The BBC carrys a worrying story today.
“Warning over legal aid cuts for disabled people” the article leads. “Ministers are being urged not to restrict legal aid for disabled people wanting to challenge benefit decisions”.
News comes of yet another way that government is looking to save money – this time on a £2bn legal aid bill which it claims is “unaffordable” – money needed by disabled people to get legal assistance when benefit claims go against them.
This action is being questioned by a group of 23 charities including Scope, Mind, Mencap, RNIB and Leonard Cheshire.
A spokeswoman for the Ministry of Justice told the BBC that the review of legal aid meant that it would be “targeted at the most serious cases”.
I would argue that ANY situation where you could potentially lose your benefits is a “most serious case”. Indeed, given the comments on this blog and my own (FlashSays) it can at times be life and death.
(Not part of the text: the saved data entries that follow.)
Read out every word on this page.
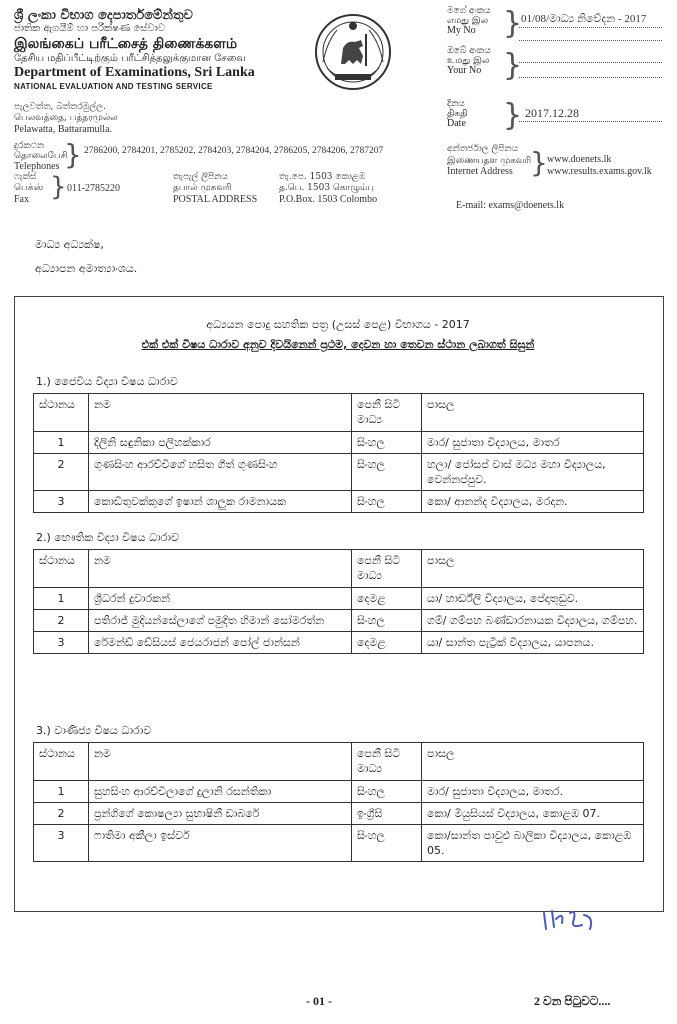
ශ්‍රී ලංකා විභාග දෙපාර්තමේන්තුව
ජාතික ඇගයීම් හා පරීක්ෂණ සේවාව
இலங்கைப் பரீட்சைத் திணைக்களம்
தேசிய மதிப்பீட்டிற்கும் பரீட்சித்தலுக்குமான சேவை
Department of Examinations, Sri Lanka
NATIONAL EVALUATION AND TESTING SERVICE
මගේ අංකය
எமது இல
My No }
01/08/මාධ්‍ය නිවේදන - 2017
ඔබේ අංකය
உமது இல
Your No }
දිනය
திகதி
Date } 2017.12.28
පැලවත්ත, බත්තරමුල්ල.
பெலவத்தை, பத்தரமுல்ல
Pelawatta, Battaramulla.
දුරකථන
தொலைபேசி
Telephones } 2786200, 2784201, 2785202, 2784203, 2784204, 2786205, 2784206, 2787207
ෆැක්ස්
பெக்ஸ்
Fax } 011-2785220
තැපැල් ලිපිනය
தபால் முகவரி
POSTAL ADDRESS
තැ.පෙ. 1503 කොළඹ
த.பெ. 1503 கொழும்பு
P.O.Box. 1503 Colombo
අන්තර්ජාල ලිපිනය
இணையதள முகவரி
Internet Address } www.doenets.lk
www.results.exams.gov.lk
E-mail: exams@doenets.lk
මාධ්‍ය අධ්‍යක්ෂ,
අධ්‍යාපන අමාත්‍යාංශය.
අධ්‍යයන පොදු සහතික පත්‍ර (උසස් පෙළ) විභාගය - 2017
එක් එක් විෂය ධාරාව අනුව දිවයිනෙන් ප්‍රථම, දෙවන හා තෙවන ස්ථාන ලබාගත් සිසුන්
1.) ජෛවීය විද්‍යා විෂය ධාරාව
ස්ථානය	නම	පෙනී සිටි මාධ්‍ය	පාසල
1	දිලිනි සඳුනිකා පලිහක්කාර	සිංහල	මාර/ සුජාතා විද්‍යාලය, මාතර
2	ගුණසිංහ ආරච්චිගේ හසිත ගීත් ගුණසිංහ	සිංහල	හලා/ ජෝසප් වාස් මධ්‍ය මහා විද්‍යාලය, වෙන්නප්පුව.
3	කොඩිතුවක්කුගේ ඉෂාන් ශාලුක රාමනායක	සිංහල	කො/ ආනන්ද විද්‍යාලය, මරදාන.
2.) භෞතික විද්‍යා විෂය ධාරාව
ස්ථානය	නම	පෙනී සිටි මාධ්‍ය	පාසල
1	ශ්‍රීධරන් දුවාරකන්	දෙමළ	යා/ හාර්ඩ්ලි විද්‍යාලය, පේද්‍රුතුඩුව.
2	පතිරාජ් මුදියන්සේලාගේ පමුදිත හිමාන් සෝමරත්න	සිංහල	ගම්/ ගම්පහ බණ්ඩාරනායක විද්‍යාලය, ගම්පහ.
3	රේමන්ඩ් ඩේසියස් ජෙයරාජන් පෝල් ජාන්සන්	දෙමළ	යා/ සාන්ත පැට්‍රික් විද්‍යාලය, යාපනය.
3.) වාණිජ්‍ය විෂය ධාරාව
ස්ථානය	නම	පෙනී සිටි මාධ්‍ය	පාසල
1	සුහසිංහ ආරච්චිලාගේ දුලානි රසන්තිකා	සිංහල	මාර/ සුජාතා විද්‍යාලය, මාතර.
2	ප්‍රන්ගිගේ කොෂල්‍යා සුභාෂිනී ඩාබරේ	ඉංග්‍රීසි	කො/ මියුසියස් විද්‍යාලය, කොළඹ 07.
3	ෆාතිමා අකීලා ඉස්වර්	සිංහල	කො/සාන්ත පාවුළු බාලිකා විද්‍යාලය, කොළඹ 05.
- 01 -	2 වන පිටුවට....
Comments on my blog include Roger, who wrote “Since this all began [cuts to benefits for disabled people] I have began to feel totally paranoid and at times have given thought to killing myself mainly due to the daily pain I endure but also due to the uncaring way this government is treating us.”
James Gilbert simply said: “If my benefits are cut I don’t know what I would do”
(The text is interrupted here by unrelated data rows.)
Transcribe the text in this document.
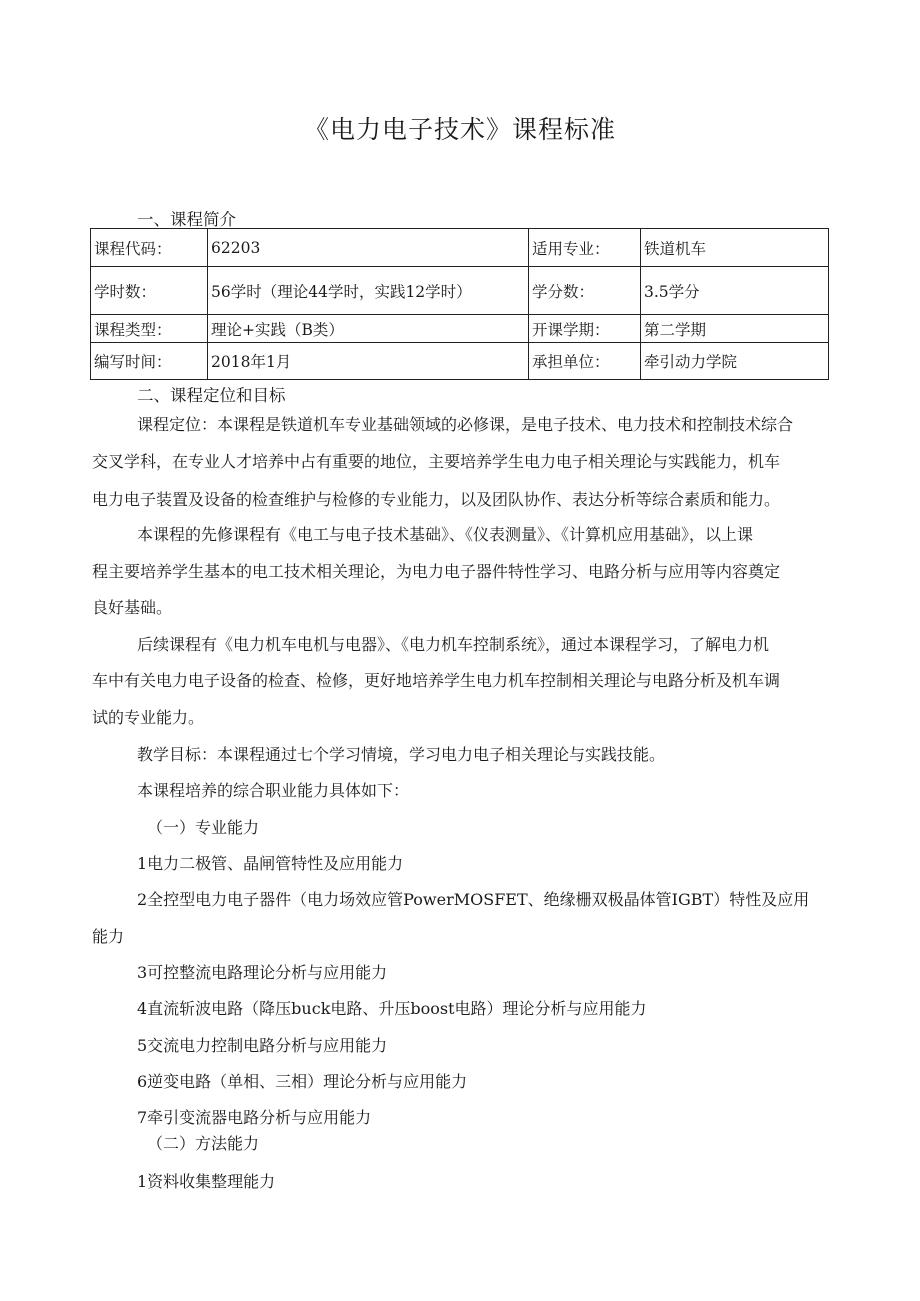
《电力电子技术》课程标准
一、课程简介
课程代码：	62203	适用专业：	铁道机车
学时数：	56学时（理论44学时，实践12学时）	学分数：	3.5学分
课程类型：	理论+实践（B类）	开课学期：	第二学期
编写时间：	2018年1月	承担单位：	牵引动力学院
二、课程定位和目标
课程定位：本课程是铁道机车专业基础领域的必修课，是电子技术、电力技术和控制技术综合
交叉学科，在专业人才培养中占有重要的地位，主要培养学生电力电子相关理论与实践能力，机车
电力电子装置及设备的检查维护与检修的专业能力，以及团队协作、表达分析等综合素质和能力。
本课程的先修课程有《电工与电子技术基础》、《仪表测量》、《计算机应用基础》，以上课
程主要培养学生基本的电工技术相关理论，为电力电子器件特性学习、电路分析与应用等内容奠定
良好基础。
后续课程有《电力机车电机与电器》、《电力机车控制系统》，通过本课程学习，了解电力机
车中有关电力电子设备的检查、检修，更好地培养学生电力机车控制相关理论与电路分析及机车调
试的专业能力。
教学目标：本课程通过七个学习情境，学习电力电子相关理论与实践技能。
本课程培养的综合职业能力具体如下：
（一）专业能力
1电力二极管、晶闸管特性及应用能力
2全控型电力电子器件（电力场效应管PowerMOSFET、绝缘栅双极晶体管IGBT）特性及应用
能力
3可控整流电路理论分析与应用能力
4直流斩波电路（降压buck电路、升压boost电路）理论分析与应用能力
5交流电力控制电路分析与应用能力
6逆变电路（单相、三相）理论分析与应用能力
7牵引变流器电路分析与应用能力
（二）方法能力
1资料收集整理能力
You only have to read one article - Suicide is part of the disability debate – to know how important it is for disabled people to receive benefits. As well as keeping them alive (funding a roof over their heads, food, heat and light) it also validates that person. “Yes, we know you are disabled. We believe you.”
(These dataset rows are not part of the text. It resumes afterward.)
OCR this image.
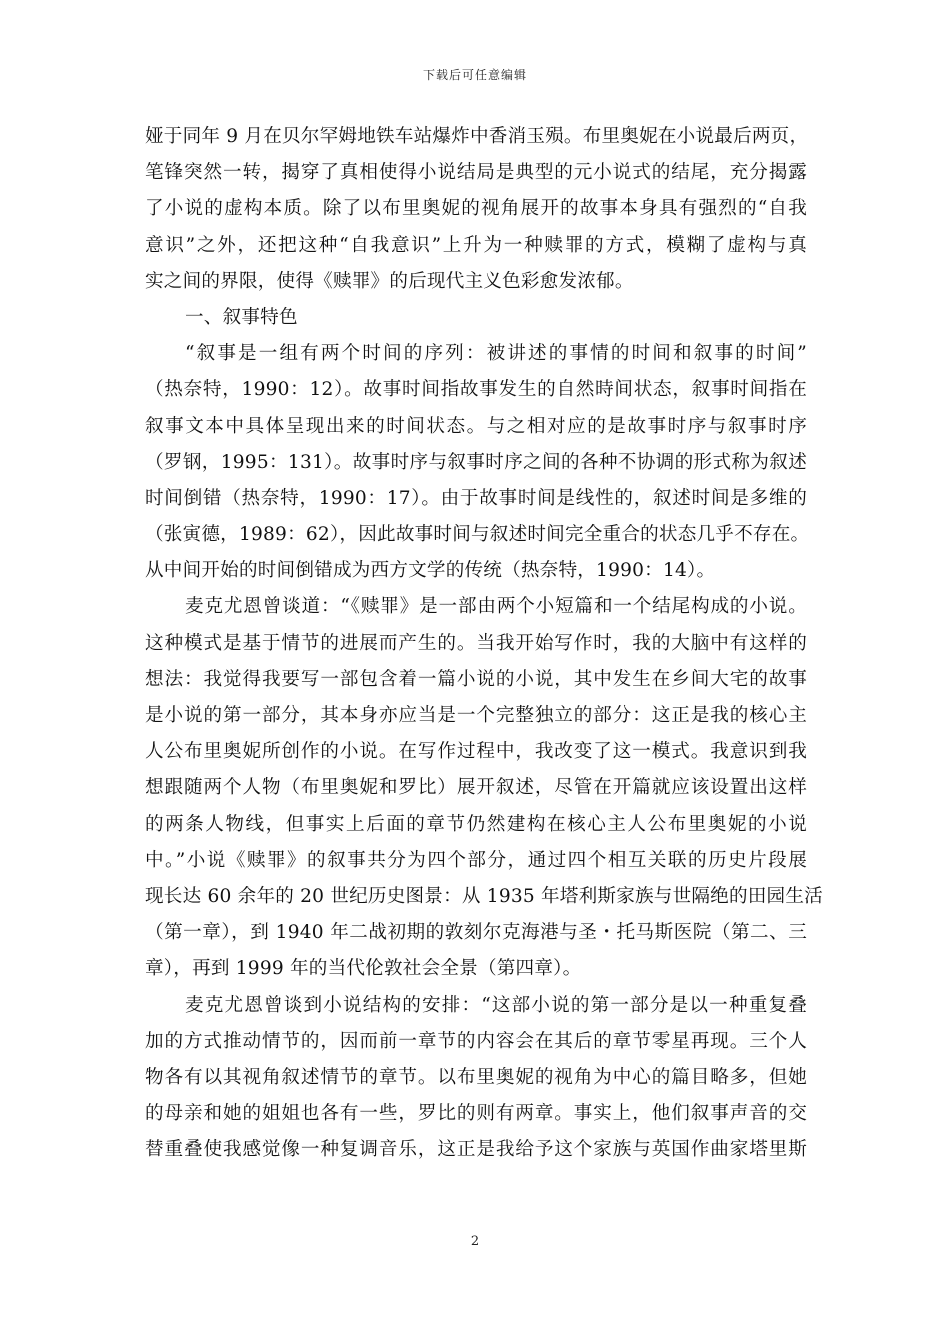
下载后可任意编辑
娅于同年 9 月在贝尔罕姆地铁车站爆炸中香消玉殒。布里奥妮在小说最后两页，
笔锋突然一转，揭穿了真相使得小说结局是典型的元小说式的结尾，充分揭露
了小说的虚构本质。除了以布里奥妮的视角展开的故事本身具有强烈的“自我
意识”之外，还把这种“自我意识”上升为一种赎罪的方式，模糊了虚构与真
实之间的界限，使得《赎罪》的后现代主义色彩愈发浓郁。
一、叙事特色
“叙事是一组有两个时间的序列：被讲述的事情的时间和叙事的时间”
（热奈特，1990：12）。故事时间指故事发生的自然時间状态，叙事时间指在
叙事文本中具体呈现出来的时间状态。与之相对应的是故事时序与叙事时序
（罗钢，1995：131）。故事时序与叙事时序之间的各种不协调的形式称为叙述
时间倒错（热奈特，1990：17）。由于故事时间是线性的，叙述时间是多维的
（张寅德，1989：62），因此故事时间与叙述时间完全重合的状态几乎不存在。
从中间开始的时间倒错成为西方文学的传统（热奈特，1990：14）。
麦克尤恩曾谈道：“《赎罪》是一部由两个小短篇和一个结尾构成的小说。
这种模式是基于情节的进展而产生的。当我开始写作时，我的大脑中有这样的
想法：我觉得我要写一部包含着一篇小说的小说，其中发生在乡间大宅的故事
是小说的第一部分，其本身亦应当是一个完整独立的部分：这正是我的核心主
人公布里奥妮所创作的小说。在写作过程中，我改变了这一模式。我意识到我
想跟随两个人物（布里奥妮和罗比）展开叙述，尽管在开篇就应该设置出这样
的两条人物线，但事实上后面的章节仍然建构在核心主人公布里奥妮的小说
中。”小说《赎罪》的叙事共分为四个部分，通过四个相互关联的历史片段展
现长达 60 余年的 20 世纪历史图景：从 1935 年塔利斯家族与世隔绝的田园生活
（第一章），到 1940 年二战初期的敦刻尔克海港与圣・托马斯医院（第二、三
章），再到 1999 年的当代伦敦社会全景（第四章）。
麦克尤恩曾谈到小说结构的安排：“这部小说的第一部分是以一种重复叠
加的方式推动情节的，因而前一章节的内容会在其后的章节零星再现。三个人
物各有以其视角叙述情节的章节。以布里奥妮的视角为中心的篇目略多，但她
的母亲和她的姐姐也各有一些，罗比的则有两章。事实上，他们叙事声音的交
替重叠使我感觉像一种复调音乐，这正是我给予这个家族与英国作曲家塔里斯
2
The nature of disability can be such that it makes it hard to complete benefit application forms. People can have memory problems or find it hard to concentrate. They may have physical problems with writing or typing, or they may not be able to construct clear sentences. I know that when I am struggling with pain I find it harder to think, and this affects my ability to write coherently – it is clear to see when I review letters I’ve written, I can easily tell which were done on a “good pain day” and which on a “bad pain day”. But some people don’t get good days, only bad ones – and yet through this they are expected to complete long booklets explaining why they are entitled to benefits.
Disabled people should of course be supported to appeal when a benefit decision goes against them. It’s already been proven that less than 0.5% of Disability Living Allowance applications are fraudulent, for example – these are the government’s own figures. Therefore, when claimants find a decision goes against them, and come forward asking for help to appeal, they are almost certainly going to be genuine, people who really do need help. Likewise with Employment and Support Allowance.
Commenters on my own blog and this one have said that the whole application process (including the fear of perhaps having to appeal) is so stressful that they have decided not to apply and to try to live in poverty without the benefit they are entitled to. Surely people should be given legal assistance to appeal, and feel supported by the government, rather than being forced to live in poverty because they feel beaten by the system?
It is critical that legal aid is available for those who need to challenge benefit decisions. A third of disabled people aged 25 to retirement live in a low-income household – and twice as many disabled people live in poverty compared to those who are able bodied. Without legal support when benefit decisions go against them, this shocking figure is surely set to grow.
Paul Reekie and Christelle Pardo have already killed themselves when their benefits were cut. How many will follow?
Providing this legal aid really could be a matter of life or death.